SAN ANTONIO -- Spurs guard Manu Ginobili stepped outside the team's locker room 15 minutes before tipoff of Wednesday's 97-81 win over the Detroit Pistons and declared that doctors have cleared him to return to action after his recovery from testicular surgery.
Ginobili, who has missed 11 games so far, couldn't provide a firm timetable for his return, but he expects to hit the court again sometime next week, saying, "I'm pretty sure that it will happen."
"Bottom line: very unfortunate situation [and] play," he said. "Got hurt badly, and nobody expected anything like that. I had to sit for a month. It was very painful. The first week was very tough. But after that, I started to get better.
"It was not much experience on this because it never happened before in the franchise. The doctor never had an athlete [suffer such an injury]. So we were just figuring it out. But a few days ago, he told me I was clear to do whatever I wanted to do as long as I don't feel pain or discomfort afterward. I'm progressing great. I practiced a little bit. I'm feeling good. I've been lifting, conditioning. I'm ready to play."
Ginobili participated in workouts with the team on Sunday and Monday. During the portion of the session open to the media, he didn't appear to be slowed by any lingering discomfort. Ginobili admitted that although he's been lifting, conditioning and practicing, his workout sessions haven't featured the same physicality he would experience in real games.

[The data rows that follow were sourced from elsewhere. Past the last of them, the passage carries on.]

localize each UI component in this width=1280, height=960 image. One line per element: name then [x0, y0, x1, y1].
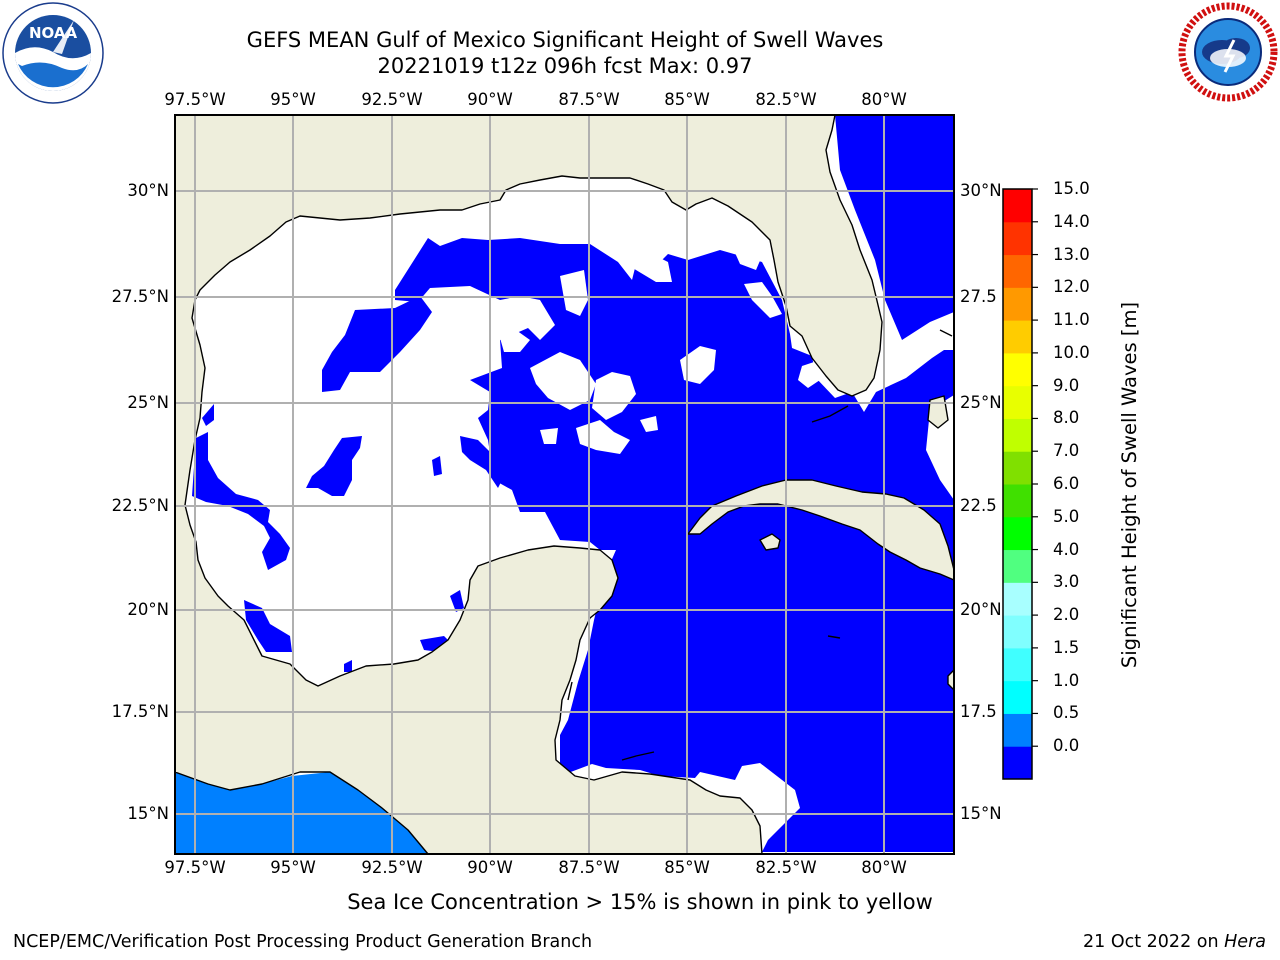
colorbar-segment — [1003, 746, 1032, 780]
noaa-logo-text: NOAA — [29, 24, 78, 42]
lon-label-bottom: 90°W — [467, 858, 513, 877]
colorbar-tick-label: 14.0 — [1053, 211, 1090, 231]
lon-label-bottom: 97.5°W — [164, 858, 226, 877]
chart-subtitle: 20221019 t12z 096h fcst Max: 0.97 — [377, 54, 753, 78]
map-area — [175, 115, 954, 854]
lon-label-top: 85°W — [664, 90, 710, 109]
lat-label-right: 15°N — [960, 804, 1002, 823]
colorbar-tick-label: 6.0 — [1053, 474, 1080, 493]
colorbar-segment — [1003, 189, 1032, 223]
lon-label-bottom: 92.5°W — [361, 858, 423, 877]
lat-label-left: 15°N — [127, 804, 169, 823]
run-date-credit: 21 Oct 2022 on Hera — [1083, 932, 1266, 952]
colorbar — [1003, 188, 1038, 780]
colorbar-segment — [1003, 549, 1032, 583]
colorbar-tick-label: 9.0 — [1053, 375, 1080, 395]
lon-label-top: 92.5°W — [361, 90, 423, 109]
colorbar-tick-label: 5.0 — [1053, 506, 1080, 526]
colorbar-tick-label: 4.0 — [1053, 539, 1080, 559]
colorbar-tick-label: 0.5 — [1053, 703, 1080, 723]
colorbar-tick-label: 12.0 — [1053, 277, 1090, 297]
colorbar-segment — [1003, 287, 1032, 321]
colorbar-segment — [1003, 713, 1032, 747]
map-frame — [174, 114, 955, 855]
colorbar-tick-label: 1.5 — [1053, 637, 1080, 657]
graticule — [175, 115, 954, 854]
colorbar-segment — [1003, 484, 1032, 518]
lon-label-bottom: 95°W — [270, 858, 316, 877]
lat-label-left: 22.5°N — [111, 496, 169, 515]
lon-label-top: 82.5°W — [755, 90, 817, 109]
nws-logo — [1178, 2, 1278, 102]
colorbar-tick-label: 1.0 — [1053, 670, 1080, 690]
colorbar-tick-label: 13.0 — [1053, 244, 1090, 264]
islands — [567, 329, 953, 761]
lat-label-right: 30°N — [960, 181, 1002, 200]
lat-label-right: 20°N — [960, 600, 1002, 619]
colorbar-tick-label: 10.0 — [1053, 342, 1090, 362]
colorbar-label: Significant Height of Swell Waves [m] — [1118, 301, 1141, 669]
colorbar-segment — [1003, 385, 1032, 419]
sea-ice-footnote: Sea Ice Concentration > 15% is shown in … — [347, 890, 933, 914]
colorbar-segment — [1003, 647, 1032, 682]
colorbar-tick-label: 0.0 — [1053, 736, 1080, 756]
colorbar-segment — [1003, 680, 1032, 714]
lon-label-top: 90°W — [467, 90, 513, 109]
colorbar-segment — [1003, 221, 1032, 256]
lat-label-left: 30°N — [127, 181, 169, 200]
lat-label-right: 17.5 — [960, 702, 997, 721]
lon-label-bottom: 85°W — [664, 858, 710, 877]
colorbar-tick-label: 11.0 — [1053, 310, 1090, 330]
host-name: Hera — [1224, 932, 1266, 952]
colorbar-segment — [1003, 451, 1032, 485]
swell-low-regions — [192, 115, 954, 852]
colorbar-tick-label: 7.0 — [1053, 441, 1080, 461]
lon-label-top: 95°W — [270, 90, 316, 109]
lat-label-right: 25°N — [960, 393, 1002, 412]
colorbar-tick-label: 15.0 — [1053, 179, 1090, 198]
colorbar-segment — [1003, 418, 1032, 452]
lon-label-bottom: 87.5°W — [558, 858, 620, 877]
lon-label-top: 87.5°W — [558, 90, 620, 109]
chart-title: GEFS MEAN Gulf of Mexico Significant Hei… — [246, 28, 884, 52]
lat-label-left: 27.5°N — [111, 287, 169, 306]
producer-credit: NCEP/EMC/Verification Post Processing Pr… — [13, 932, 593, 952]
colorbar-tick-label: 8.0 — [1053, 408, 1080, 428]
lat-label-left: 25°N — [127, 393, 169, 412]
lon-label-bottom: 82.5°W — [755, 858, 817, 877]
colorbar-tick-label: 2.0 — [1053, 605, 1080, 625]
colorbar-tick-label: 3.0 — [1053, 572, 1080, 592]
noaa-logo: NOAA — [2, 2, 104, 104]
lon-label-bottom: 80°W — [861, 858, 907, 877]
colorbar-segment — [1003, 254, 1032, 288]
lat-label-right: 27.5 — [960, 287, 997, 306]
colorbar-segment — [1003, 352, 1032, 387]
lon-label-top: 80°W — [861, 90, 907, 109]
colorbar-segment — [1003, 582, 1032, 616]
lon-label-top: 97.5°W — [164, 90, 226, 109]
colorbar-segment — [1003, 320, 1032, 354]
colorbar-segment — [1003, 615, 1032, 649]
run-date: 21 Oct 2022 on — [1083, 932, 1225, 952]
colorbar-segment — [1003, 516, 1032, 551]
ocean-holes — [500, 236, 820, 454]
lat-label-left: 20°N — [127, 600, 169, 619]
lat-label-right: 22.5 — [960, 496, 997, 515]
colorbar-frame — [1002, 188, 1033, 780]
lat-label-left: 17.5°N — [111, 702, 169, 721]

Most of the on-court work performed by Ginobili has been with the team's video staff, which "tried to push me around a little bit," he said.

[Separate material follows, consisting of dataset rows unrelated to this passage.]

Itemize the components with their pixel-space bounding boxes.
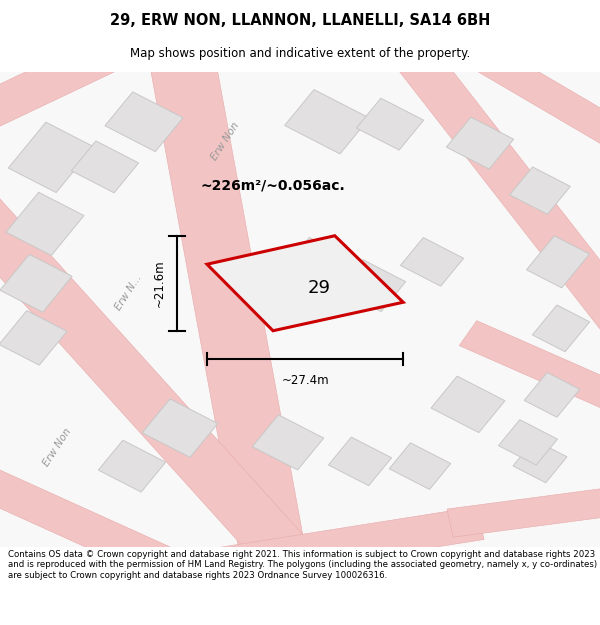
Polygon shape [400,238,464,286]
Polygon shape [446,118,514,169]
Polygon shape [6,192,84,256]
Text: Erw N…: Erw N… [114,273,144,312]
Polygon shape [176,507,484,587]
Polygon shape [207,236,403,331]
Polygon shape [284,89,370,154]
Polygon shape [8,122,94,192]
Text: Contains OS data © Crown copyright and database right 2021. This information is : Contains OS data © Crown copyright and d… [8,550,597,580]
Text: ~226m²/~0.056ac.: ~226m²/~0.056ac. [201,179,346,193]
Text: Map shows position and indicative extent of the property.: Map shows position and indicative extent… [130,48,470,61]
Polygon shape [328,437,392,486]
Polygon shape [0,32,132,135]
Text: Erw Non: Erw Non [41,426,73,468]
Polygon shape [0,192,323,584]
Text: 29: 29 [308,279,331,297]
Polygon shape [459,321,600,417]
Polygon shape [105,92,183,152]
Polygon shape [0,311,67,365]
Polygon shape [447,486,600,537]
Polygon shape [389,443,451,489]
Polygon shape [0,254,72,312]
Polygon shape [252,415,324,470]
Polygon shape [513,440,567,483]
Polygon shape [0,461,190,585]
Polygon shape [148,44,308,574]
Text: 29, ERW NON, LLANNON, LLANELLI, SA14 6BH: 29, ERW NON, LLANNON, LLANELLI, SA14 6BH [110,12,490,28]
Text: ~27.4m: ~27.4m [281,374,329,388]
Polygon shape [98,440,166,492]
Polygon shape [338,260,406,311]
Polygon shape [280,238,362,301]
Polygon shape [233,262,301,314]
Polygon shape [142,399,218,458]
Polygon shape [524,372,580,418]
Text: Erw Non: Erw Non [209,120,241,162]
Polygon shape [499,420,557,465]
Polygon shape [431,376,505,432]
Polygon shape [389,39,600,342]
Polygon shape [71,141,139,192]
Polygon shape [120,29,480,67]
Polygon shape [457,37,600,154]
Polygon shape [532,305,590,352]
Polygon shape [356,98,424,150]
Polygon shape [526,236,590,288]
Polygon shape [509,167,571,214]
Text: ~21.6m: ~21.6m [153,259,166,307]
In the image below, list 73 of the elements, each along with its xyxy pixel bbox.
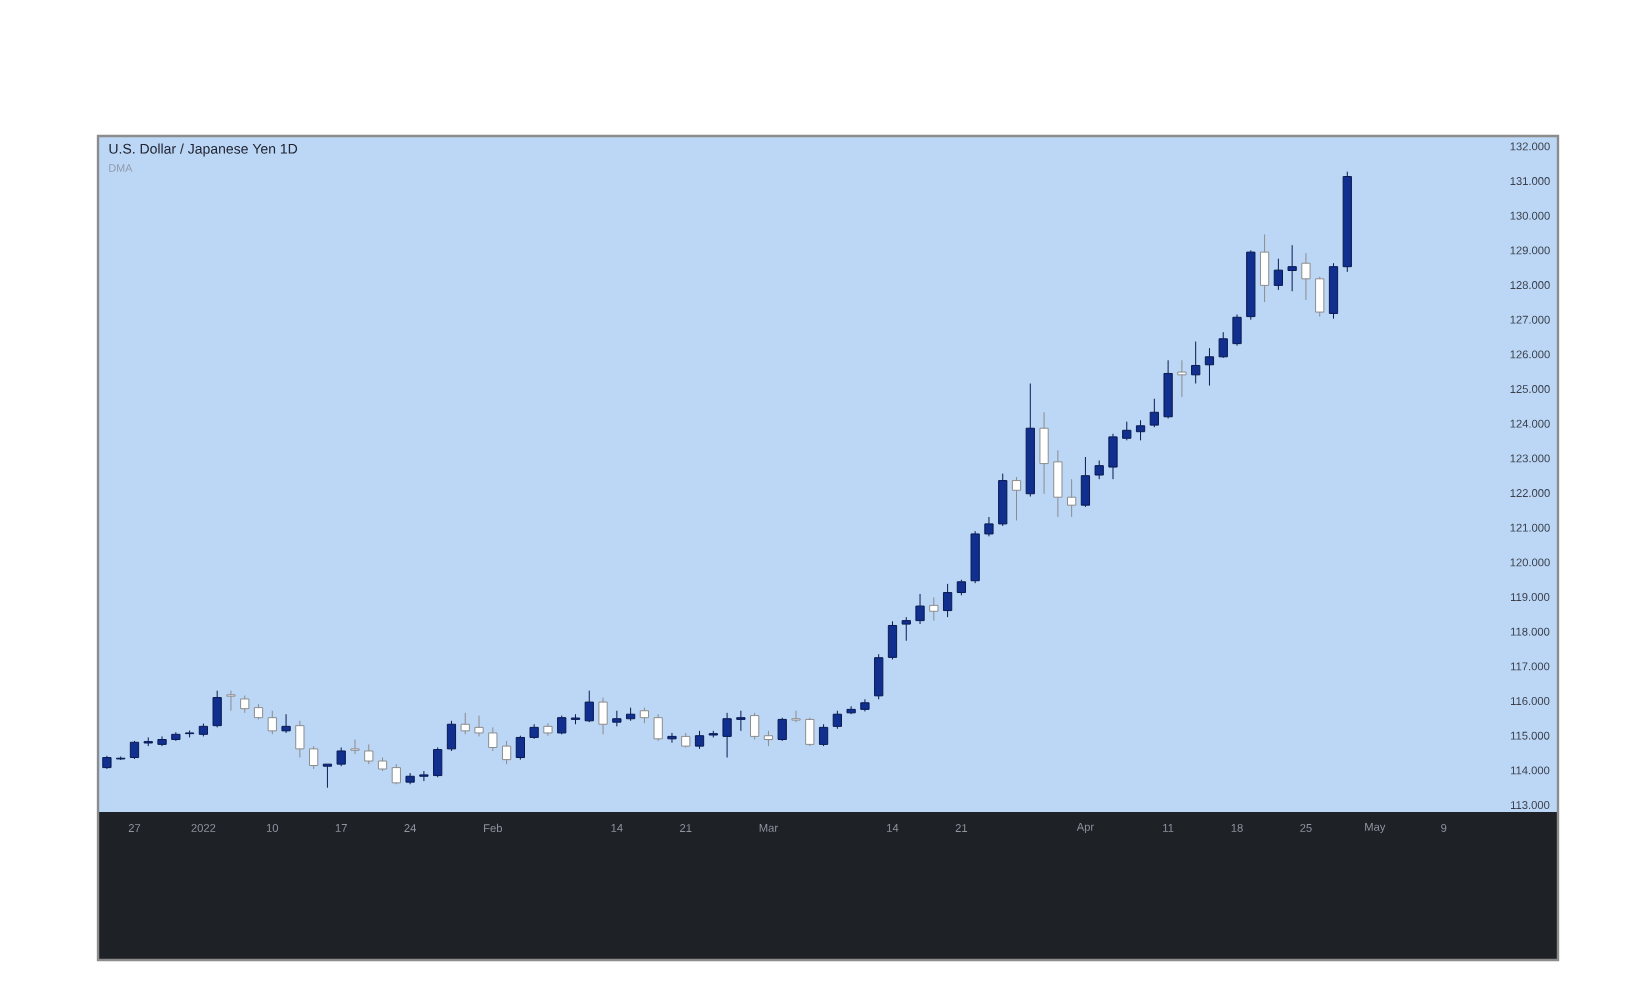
candlestick: [1080, 456, 1091, 508]
candlestick: [584, 690, 594, 722]
candlestick: [832, 710, 842, 730]
candlestick: [846, 705, 856, 714]
candlestick: [419, 770, 429, 782]
candlestick: [1204, 347, 1215, 387]
candlestick: [267, 710, 277, 735]
candlestick: [929, 596, 939, 622]
candlestick: [984, 516, 994, 537]
candlestick: [295, 720, 305, 759]
candlestick: [405, 772, 415, 785]
candlestick: [598, 697, 608, 735]
candlestick: [1287, 244, 1297, 292]
candlestick: [612, 710, 622, 727]
candlestick: [460, 712, 470, 735]
candlestick: [129, 741, 140, 759]
candlestick: [377, 757, 388, 772]
candlestick: [818, 723, 829, 747]
candlestick: [1039, 411, 1049, 495]
candlestick: [1149, 398, 1159, 428]
candlestick: [1191, 341, 1201, 384]
candlestick: [901, 616, 911, 642]
candlestick: [860, 698, 870, 712]
candlestick: [240, 694, 250, 714]
candlestick: [708, 730, 718, 738]
candlestick: [694, 730, 705, 750]
candlestick: [750, 712, 760, 741]
candlestick: [1273, 258, 1283, 291]
candlestick: [1342, 171, 1352, 273]
candlestick: [1163, 359, 1173, 420]
candlestick: [1177, 359, 1187, 398]
candlestick: [226, 690, 236, 712]
candlestick: [1025, 383, 1035, 498]
candlestick: [350, 739, 360, 755]
candlestick: [102, 755, 112, 769]
candlestick: [998, 473, 1008, 527]
candlestick: [336, 746, 346, 767]
candlestick: [970, 530, 980, 584]
candlestick: [887, 620, 898, 660]
candlestick: [1067, 478, 1077, 518]
candlestick: [667, 732, 677, 744]
candlestick: [1053, 449, 1063, 518]
candlestick: [157, 735, 167, 747]
candlestick: [1094, 459, 1104, 480]
candlestick: [915, 593, 925, 625]
candlestick: [364, 743, 374, 765]
candlestick: [791, 710, 801, 723]
candlestick: [1328, 262, 1339, 320]
candlestick: [391, 763, 401, 784]
candlestick: [1232, 314, 1242, 347]
candlestick: [529, 723, 539, 738]
candlestick: [557, 715, 567, 734]
candlestick: [309, 745, 319, 770]
candlestick: [570, 713, 581, 725]
candlestick: [736, 710, 746, 732]
candlestick: [488, 726, 498, 752]
candlestick: [171, 731, 181, 741]
candlestick: [1246, 249, 1256, 321]
candlestick: [281, 713, 291, 734]
candlestick: [1259, 233, 1270, 303]
candlestick: [653, 713, 663, 742]
candlestick: [1315, 276, 1325, 318]
candlestick: [143, 736, 153, 747]
candlestick: [1301, 252, 1311, 301]
candlestick: [1011, 476, 1022, 521]
candlestick: [681, 732, 691, 747]
candlestick: [1108, 433, 1118, 480]
candlestick: [1218, 331, 1228, 358]
candlestick: [474, 715, 484, 737]
candlestick: [874, 653, 884, 700]
candlestick: [543, 722, 553, 737]
candlestick: [446, 720, 457, 752]
candlestick: [722, 712, 732, 759]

The return of Ginobili should help fortify a Spurs team that clinched its 19th straight trip to the postseason on Wednesday.
Ginobili vowed that once he returns, he will play with the same reckless abandon that has cemented his reputation around the league for more than 14 seasons.
"I'm not hesitating, I'm not in doubt, I'm not afraid," he said.
Ginobili suffered the testicular injury with 2:26 left to play in a Feb. 3 win over the New Orleans Pelicans, and the Spurs declared him out for at least a month after he underwent surgery. He suffered the injury when Ryan Anderson's right knee caught him squarely in the groin area just as he turned toward Anderson.
Ginobili collapsed to the floor and fell back down again multiple times as team trainers tried to assist him to the locker room.
"Usually when that happens, it hurts for a little bit. And then after three minutes, you're back at it," Ginobili said. "It was three minutes, five minutes, 10 minutes, 20 minutes, an hour, an hour and a half, and I was still in the same level of pain. So when we got to the clinic, once we did an MRI, [the doctors said], 'We need the surgery, and it's got to be right now.' When they told me it was going to take a month or a month and a half, unbelievable. It was a very unfortunate situation. It was a perfect storm for this type of thing."
Ginobili said he is pain free, but said he will wear a protective cup probably for the rest of the season. Ginobili also mentioned that initially after the injury he wasn't thinking about returning to the lineup.
"I thought if I don't play, I don't care. I just want to heal," he said. "I want to feel good. So the first week, coming back to play wasn't a priority. When you have a health problem, and I don't want to be dramatic, but I was struggling. I just wanted to get healthy, get well."
A 14-year veteran, Ginobili contemplated retirement before the start of the season. Before suffering the injury, he was putting together somewhat of a resurgent season. Ginobili is averaging 10 points, 3.3 assists, 3 rebounds, and 1.1 steals per game.
Despite Ginobili taking part Monday in San Antonio's workout at the team facility, Spurs coach Gregg Popovich said Ginobili won't participate in the club's back-to-back set against Detroit and New Orleans.
Point guard Tony Parker said he was shocked by how well Ginobili moved around during Monday's practice, just after the team returned from its eight-game rodeo road trip.
"When I got back, I was surprised," Parker said. "Everybody was saying like six weeks, maybe longer. Now it looks like he can be back like next week. I don't know what they're going to decide. With Pop, you never know. He likes to be on the safe side. So we'll see. But that's great news. He's looking good. He practiced with us today, and he was looking good."
Ginobili ranked this latest injury as "top-top" in terms of the worst he's experienced in the NBA, but he refused to call himself unlucky after a summer in which he pondered retirement only to return to endure such a freak injury.
"The truth is that for the first four months [of the season], I was having a blast," Ginobili said. "I was having a great time. So if I consider myself unlucky for a play like that, I would be a compete idiot. I'm a very lucky man. I've been here for 15 years, winning championships, doing what I like doing with great people. So I can take something like that, and I'll be fine."